パナソニックが半導体工場向けの新しい事業を展開
パナソニック環境エンジニアリング株式会社(以下、環境エンジ)は、世界中で急増する半導体や電子デバイス工場に向けて、新しい「排水処理・資源回収事業」をスタートしました。この事業では、金属の回収や排水処理に加え、半導体製造に必要な薬液の供給や、ガラス基板への銅めっきプロセスも網羅しています。
産業の変化と課題
近年、AI技術の進化に伴い、半導体や電子デバイスの生産が急速に拡大しています。新設工場や生産ラインの拡張が進む中、製造プロセスにおいては剥離液などの薬液の使用量が増え、その結果、排水処理や産業廃棄物の管理が大きな課題となっています。
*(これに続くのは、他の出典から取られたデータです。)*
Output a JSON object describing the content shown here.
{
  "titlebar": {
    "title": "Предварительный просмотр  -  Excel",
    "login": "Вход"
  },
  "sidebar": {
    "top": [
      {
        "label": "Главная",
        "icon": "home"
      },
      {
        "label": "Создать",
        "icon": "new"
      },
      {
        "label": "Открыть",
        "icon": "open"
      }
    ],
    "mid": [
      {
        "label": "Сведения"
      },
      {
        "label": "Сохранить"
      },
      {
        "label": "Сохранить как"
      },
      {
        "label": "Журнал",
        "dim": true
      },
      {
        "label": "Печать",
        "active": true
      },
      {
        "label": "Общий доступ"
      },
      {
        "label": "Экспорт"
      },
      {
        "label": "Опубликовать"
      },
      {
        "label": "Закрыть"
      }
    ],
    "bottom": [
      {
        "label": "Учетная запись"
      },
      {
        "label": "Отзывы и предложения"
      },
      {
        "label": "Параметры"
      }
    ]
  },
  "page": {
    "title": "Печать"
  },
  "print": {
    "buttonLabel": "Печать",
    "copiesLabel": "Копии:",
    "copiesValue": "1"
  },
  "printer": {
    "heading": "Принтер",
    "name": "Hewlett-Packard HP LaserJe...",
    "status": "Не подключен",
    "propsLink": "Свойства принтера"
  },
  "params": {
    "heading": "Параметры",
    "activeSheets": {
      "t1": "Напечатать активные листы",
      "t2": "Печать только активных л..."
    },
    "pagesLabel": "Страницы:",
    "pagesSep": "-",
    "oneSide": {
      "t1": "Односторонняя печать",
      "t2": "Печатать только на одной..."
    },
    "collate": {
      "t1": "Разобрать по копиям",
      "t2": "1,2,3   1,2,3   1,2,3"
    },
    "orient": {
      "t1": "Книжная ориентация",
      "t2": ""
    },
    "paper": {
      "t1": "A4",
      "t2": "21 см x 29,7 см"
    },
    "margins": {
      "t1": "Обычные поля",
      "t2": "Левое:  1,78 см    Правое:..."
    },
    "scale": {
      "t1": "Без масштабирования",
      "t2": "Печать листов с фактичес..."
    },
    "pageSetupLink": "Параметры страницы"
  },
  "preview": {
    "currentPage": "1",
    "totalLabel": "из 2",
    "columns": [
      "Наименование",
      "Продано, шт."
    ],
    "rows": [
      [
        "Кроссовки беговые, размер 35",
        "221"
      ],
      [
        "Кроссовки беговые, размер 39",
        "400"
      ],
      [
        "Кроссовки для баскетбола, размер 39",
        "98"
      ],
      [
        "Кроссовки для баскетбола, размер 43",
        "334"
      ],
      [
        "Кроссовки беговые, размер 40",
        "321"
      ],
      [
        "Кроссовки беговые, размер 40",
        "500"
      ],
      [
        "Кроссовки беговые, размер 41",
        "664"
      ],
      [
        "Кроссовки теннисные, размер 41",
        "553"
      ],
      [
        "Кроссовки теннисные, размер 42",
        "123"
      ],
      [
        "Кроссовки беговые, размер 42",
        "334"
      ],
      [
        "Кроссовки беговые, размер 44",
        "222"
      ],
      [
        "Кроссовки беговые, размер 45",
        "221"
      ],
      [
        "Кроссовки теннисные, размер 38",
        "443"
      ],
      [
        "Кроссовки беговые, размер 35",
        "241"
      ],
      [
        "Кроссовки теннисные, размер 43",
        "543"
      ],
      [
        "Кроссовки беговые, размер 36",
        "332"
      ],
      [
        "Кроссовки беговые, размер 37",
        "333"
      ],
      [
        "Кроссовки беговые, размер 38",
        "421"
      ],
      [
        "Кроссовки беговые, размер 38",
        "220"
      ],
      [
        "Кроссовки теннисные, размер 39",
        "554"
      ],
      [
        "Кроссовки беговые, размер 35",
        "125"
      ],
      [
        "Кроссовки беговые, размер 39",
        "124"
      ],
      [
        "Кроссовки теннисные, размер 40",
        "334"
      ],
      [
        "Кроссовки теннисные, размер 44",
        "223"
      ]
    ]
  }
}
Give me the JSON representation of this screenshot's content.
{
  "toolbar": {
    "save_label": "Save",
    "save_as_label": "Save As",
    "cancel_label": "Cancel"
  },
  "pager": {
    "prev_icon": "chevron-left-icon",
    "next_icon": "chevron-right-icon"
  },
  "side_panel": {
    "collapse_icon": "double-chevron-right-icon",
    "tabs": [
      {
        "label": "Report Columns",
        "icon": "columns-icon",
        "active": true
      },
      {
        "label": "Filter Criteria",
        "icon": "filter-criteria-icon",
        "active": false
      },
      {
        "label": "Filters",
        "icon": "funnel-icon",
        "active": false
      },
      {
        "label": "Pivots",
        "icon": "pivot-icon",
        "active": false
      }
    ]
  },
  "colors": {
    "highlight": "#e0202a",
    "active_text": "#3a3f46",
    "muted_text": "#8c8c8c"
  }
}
環境エンジは、こうした状況に対応するための技術革新を目指します。
排水処理と資源回収の新技術
環境エンジは、リチウムイオン電池や液晶パネル工場への供給で培った経験と独自の技術を活かして、新たに開発した技術を提供します。事業の中心は以下の2つのアプローチです:
1.
排水処理と金属回収: 化学物質を多く含む廃液から有価金属を効率的に回収する「ユニット型金属回収装置(RARELOOP)」を開発しました。この装置により、特に難処理廃液の処理が可能になります。
2.
薬液の供給: 環境に優しいレジスト剥離液を半導体の後工程向けに開発し、また、次世代の半導体パッケージとして期待されるガラス基板向けの銅めっきプロセスを確立しました。これにより、均一な銅のめっきを実現し、その密着強度も向上させました。
環境への取り組み
環境エンジはこの新事業を通じて、半導体や電子デバイス分野での成長を目指し、資源循環の促進と環境負荷の軽減にコミットします。カーボンニュートラルやサーキュラーエコノミーの実現に向けて、多くの企業が持続可能性に注目する中で、環境エンジはその先駆者としての役割を果たします。
まとめ
この新しい「排水処理・資源回収事業」は、半導体や電子デバイス工場における環境問題を解決するための一助となるでしょう。パナソニック環境エンジニアリングが提供するソリューションは、産業界にとっての必要不可欠な要素となることが期待されます。最新技術と革新をもって、今後も持続可能な未来への道を切り拓いていくことでしょう。